Greg's reproducer is a bit misleading.

> for (j = 0; j < workers; j++) {
> worker[j].offset = offset + j * PAGE_SIZE;
> worker[j].buffer = buffer + align + j * PAGE_SIZE;
> worker[j].length = PAGE_SIZE;
> }

this code mean,
- if align == 0, reader thread touch only one page.
and the page is touched only one thread.
- if align != 0, reader thread touch two page.
and the page is touched two thread.

then, race is happend if align != 0.
We discussed this issue with andrea last month.
("Corruption with O_DIRECT and unaligned user buffers" thread)

As far as I know, he is working on fixing this issue now.


>
> Maybe it's true that if buffer is aligned to page size, no copy-on-write will
> happen in usual program. But assuming HugeTLB page, which does Copy-on-Write,
> data corruption will happen again. HugeTLB aligned buffer is nonsense.




2009-01-29 15:40:36

by Jeff Moyer

[permalink] [raw]
Subject: Re: open(2) says O_DIRECT works on 512 byte boundries?
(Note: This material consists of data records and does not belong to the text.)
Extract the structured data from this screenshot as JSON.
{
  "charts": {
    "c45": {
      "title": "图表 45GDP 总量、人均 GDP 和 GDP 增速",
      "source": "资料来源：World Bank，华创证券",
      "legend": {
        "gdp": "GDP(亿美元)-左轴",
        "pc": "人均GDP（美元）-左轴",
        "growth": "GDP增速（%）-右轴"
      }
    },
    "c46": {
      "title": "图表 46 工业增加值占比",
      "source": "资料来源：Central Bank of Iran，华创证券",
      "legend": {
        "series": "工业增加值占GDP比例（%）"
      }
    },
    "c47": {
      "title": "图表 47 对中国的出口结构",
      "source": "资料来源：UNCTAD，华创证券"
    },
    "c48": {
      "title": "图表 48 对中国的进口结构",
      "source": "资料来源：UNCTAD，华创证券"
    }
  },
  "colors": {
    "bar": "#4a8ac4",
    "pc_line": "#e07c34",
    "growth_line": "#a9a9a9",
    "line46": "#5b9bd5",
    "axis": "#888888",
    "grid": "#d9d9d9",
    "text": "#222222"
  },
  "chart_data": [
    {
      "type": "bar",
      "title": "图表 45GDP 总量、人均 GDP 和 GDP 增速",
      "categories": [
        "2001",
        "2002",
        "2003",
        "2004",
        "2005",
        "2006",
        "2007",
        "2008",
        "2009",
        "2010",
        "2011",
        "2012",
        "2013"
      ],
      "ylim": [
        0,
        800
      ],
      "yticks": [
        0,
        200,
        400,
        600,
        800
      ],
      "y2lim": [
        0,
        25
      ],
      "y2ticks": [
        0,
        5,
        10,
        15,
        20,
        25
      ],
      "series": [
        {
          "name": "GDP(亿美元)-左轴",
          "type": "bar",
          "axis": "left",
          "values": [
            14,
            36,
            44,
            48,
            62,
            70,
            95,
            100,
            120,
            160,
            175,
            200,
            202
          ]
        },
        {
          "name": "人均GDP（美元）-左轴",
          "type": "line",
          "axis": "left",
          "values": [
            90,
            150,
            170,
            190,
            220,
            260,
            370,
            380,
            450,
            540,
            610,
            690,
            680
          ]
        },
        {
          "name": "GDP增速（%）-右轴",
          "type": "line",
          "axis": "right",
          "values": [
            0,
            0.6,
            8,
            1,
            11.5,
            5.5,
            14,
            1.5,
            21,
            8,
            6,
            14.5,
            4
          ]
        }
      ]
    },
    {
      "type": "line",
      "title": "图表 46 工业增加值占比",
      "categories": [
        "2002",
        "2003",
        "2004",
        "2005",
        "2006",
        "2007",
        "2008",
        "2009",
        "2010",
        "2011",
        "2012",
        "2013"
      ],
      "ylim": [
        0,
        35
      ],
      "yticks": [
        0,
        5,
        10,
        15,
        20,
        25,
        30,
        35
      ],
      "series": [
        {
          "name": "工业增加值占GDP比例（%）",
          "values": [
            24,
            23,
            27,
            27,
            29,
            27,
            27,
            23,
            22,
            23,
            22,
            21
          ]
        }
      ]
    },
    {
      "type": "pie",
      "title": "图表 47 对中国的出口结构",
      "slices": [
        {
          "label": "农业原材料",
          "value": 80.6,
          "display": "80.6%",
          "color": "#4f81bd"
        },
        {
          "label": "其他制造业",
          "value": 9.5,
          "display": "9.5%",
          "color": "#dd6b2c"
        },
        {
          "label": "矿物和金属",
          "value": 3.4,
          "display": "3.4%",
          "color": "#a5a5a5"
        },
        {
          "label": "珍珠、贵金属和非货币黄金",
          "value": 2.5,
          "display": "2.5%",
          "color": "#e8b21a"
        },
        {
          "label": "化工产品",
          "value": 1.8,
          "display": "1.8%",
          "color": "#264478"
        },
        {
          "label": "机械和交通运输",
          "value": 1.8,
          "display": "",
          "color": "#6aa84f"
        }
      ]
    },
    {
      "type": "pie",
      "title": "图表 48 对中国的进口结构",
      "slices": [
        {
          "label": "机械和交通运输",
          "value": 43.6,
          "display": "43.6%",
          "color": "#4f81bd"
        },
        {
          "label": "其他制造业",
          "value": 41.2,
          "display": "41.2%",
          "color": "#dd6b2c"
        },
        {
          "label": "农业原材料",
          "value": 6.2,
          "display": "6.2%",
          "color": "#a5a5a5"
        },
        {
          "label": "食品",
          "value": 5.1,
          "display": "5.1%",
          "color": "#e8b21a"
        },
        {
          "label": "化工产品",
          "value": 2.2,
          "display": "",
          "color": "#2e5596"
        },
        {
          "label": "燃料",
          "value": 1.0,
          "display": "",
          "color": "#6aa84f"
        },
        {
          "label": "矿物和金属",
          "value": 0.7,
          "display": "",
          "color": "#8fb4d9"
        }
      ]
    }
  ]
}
Greg KH <[email protected]> writes:

> On Thu, Jan 29, 2009 at 03:59:12PM +1300, Michael Kerrisk wrote:
>> On Thu, Jan 29, 2009 at 2:17 PM, Greg KH <[email protected]> wrote:
>> >
>> >
>> >
>> > On Wed, Jan 28, 2009 at 06:41:49PM -0600, Robert Hancock wrote:
>> >>
>> >>
>> >> Greg KH wrote:
>> >>> In looking at open(2), it says that O_DIRECT works on 512 byte boundries
>> >>> with the 2.6 kernel release:
>> >>> Under Linux 2.4, transfer sizes, and the alignment of the user
>> >>> buffer and the file offset must all be multiples of the logical
>> >>> block size of the file system. Under Linux 2.6, alignment to
>> >>> 512-byte boundaries suffices.
>> >>> However if you try to access an O_DIRECT opened file with a buffer that
>> >>> is PAGE_SIZE aligned + 512 bytes, it fails in a bad way (wrong data is
>> >>> read.)
>> >>> Is this just a mistake in the documentation? Or am I reading it
>> >>> incorrectly?
>> >>> I have a test program that shows this if anyone wants it.
>> >>
>> >> Well, it sounds like a bug to me.. even if it's not supported, if you do
>> >> such an access, surely the kernel should detect that and return EINVAL or
>> >> something rather than reading corrupted data..
>> >
>> > It doesn't. It says the read is successful, yet the data is not really
>> > read into the buffer. Portions of it is, but not the amount we asked
>> > for.
>>
>> Greg,
>>
>> Can you post your test program?
>
> Sure, here it is. I'm still not quite sure it is valid, but at first
> glance it seems to be.
>
> Run it once with no arguments and all of the files will be created.
> Then run it again with no offset being asked for:
> ./dma_thread -a 0
> then with an offset:
> ./dma_thread -a 512
>
> The second one breaks.

There are several folks working on this. See "Corruption with O_DIRECT
and unaligned user buffers" on the linux-fsdevel list. There is also a
Red Hat bugzilla for this (471613) that several folks have been working
through.

Cheers,
Jeff

2009-01-30 06:19:15

by Greg KH

[permalink] [raw]
Subject: Re: open(2) says O_DIRECT works on 512 byte boundries?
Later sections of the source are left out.